6. In the dice experiment, select the number of aces. For each die distribution, start with a single die and add dice one at a time, noting the shape of the density function. When you get to 10 dice, run the simulation with an update frequency of 10. Note the apparent convergence of the relative frequency function to the density function.

Moments

We will compute the mean, variance, covariance, and correlation of the counting variables.
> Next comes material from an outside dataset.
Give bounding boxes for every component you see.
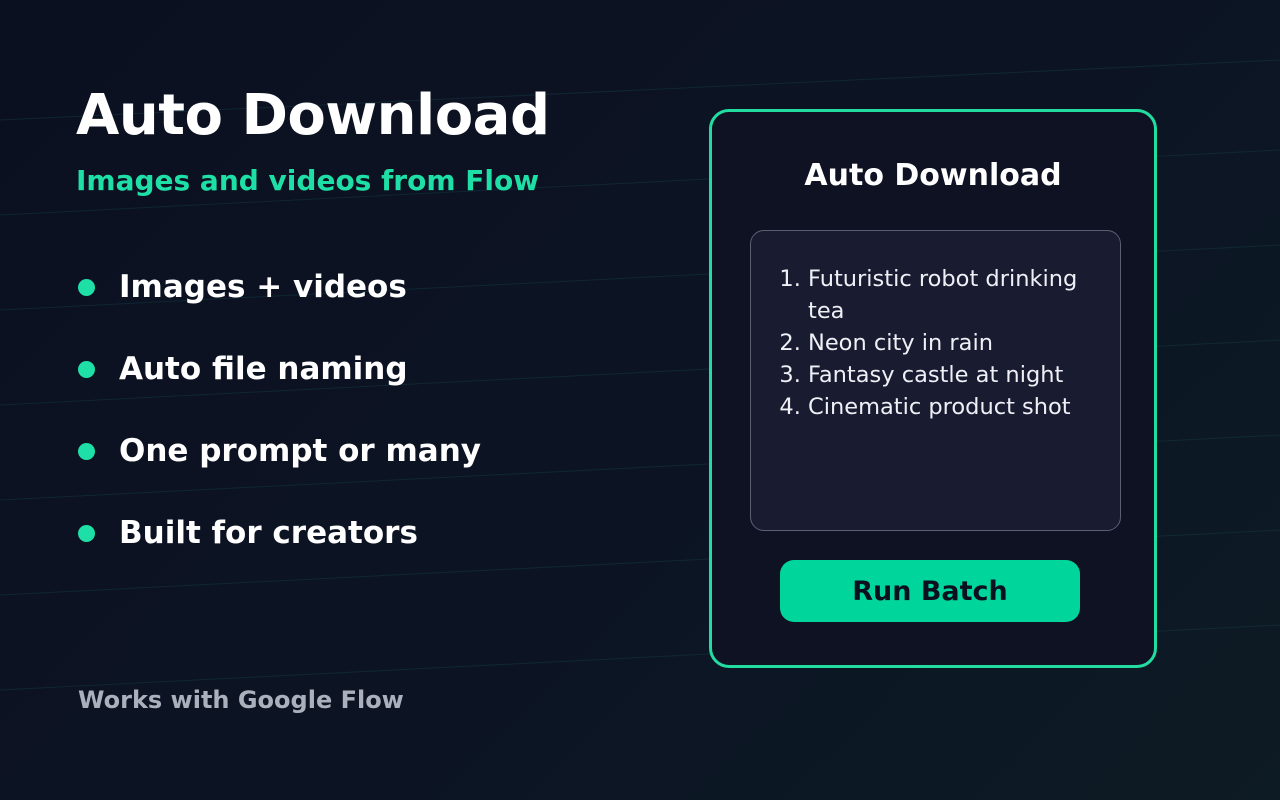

Results from the binomial distribution and the representation in terms of indicator variables are the main tools.

$Mathematical Exercise$ 7. Show that

E(Z_i) = np_i.
var(Z_i) = np_i(1 - p_i).

$Mathematical Exercise$ 8. show that for distinct i and j,

cov(Z_i, Z_j) = -n p_i p_j.
cor(Z_i, Z_j) = - {p_i p_j / [(1 - p_i)(1 - p_j)]}^1/2.

From Exercise 8, note that the number of times outcome i occurs and the number of times outcome j occurs are negatively correlated, but the correlation does not depend on n or k. Does this seem reasonable?

$Mathematical Exercise$ 9. Use the result of Exercise 8 to show that if k = 2, then the number of times outcome 1 occurs and the number of times outcome 2 occurs are perfectly correlated. Does this seem reasonable?

10. In the dice experiment, select the number of aces. For each die distribution, start with a single die and add dice one at a time, noting the shape and location of the mean/standard deviation bar. When you get to 10 dice, run the simulation with an update frequency of 10. Note the apparent convergence of the empirical moments to the true moments.

Computational Problems

$Mathematical Exercise$ 11. Suppose that we roll 10 fair dice. Find the probability that

scores 1 and 6 occur once each and the other scores occur twice each.
scores 2 and 4 occur 3 times each.
there are 4 even scores and 6 odd scores.
scores 1 and 3 occur twice each given that score 2 occurs once and score 5 three times.

$Mathematical Exercise$ 12. Suppose that we roll 4 ace-six flat dice (faces 1 and 6 have probability 1/4 each; faces 2, 3, 4, and 5 have probability 1/8 each). Find the joint density function of the number of times each score occurs.

13. In the dice experiment, select 4 ace-six flats. Run the experiment 500 times, updating after each run. Compute the joint relative frequency function of the number times each score occurs. Compare the relative frequency function with the true density function.

$Mathematical Exercise$ 14. Suppose that we roll 20 ace-six flat dice. Find the covariance and correlation of the number of 1's and the number of 2's.

15. In the dice experiment, select 20 ace-six flat dice. Run the experiment 500 times, updating after each run. Compute the empirical covariance and correlation of the number of 1's and the number of 2's. Compare the results with the theoretical results computed in Problem 14.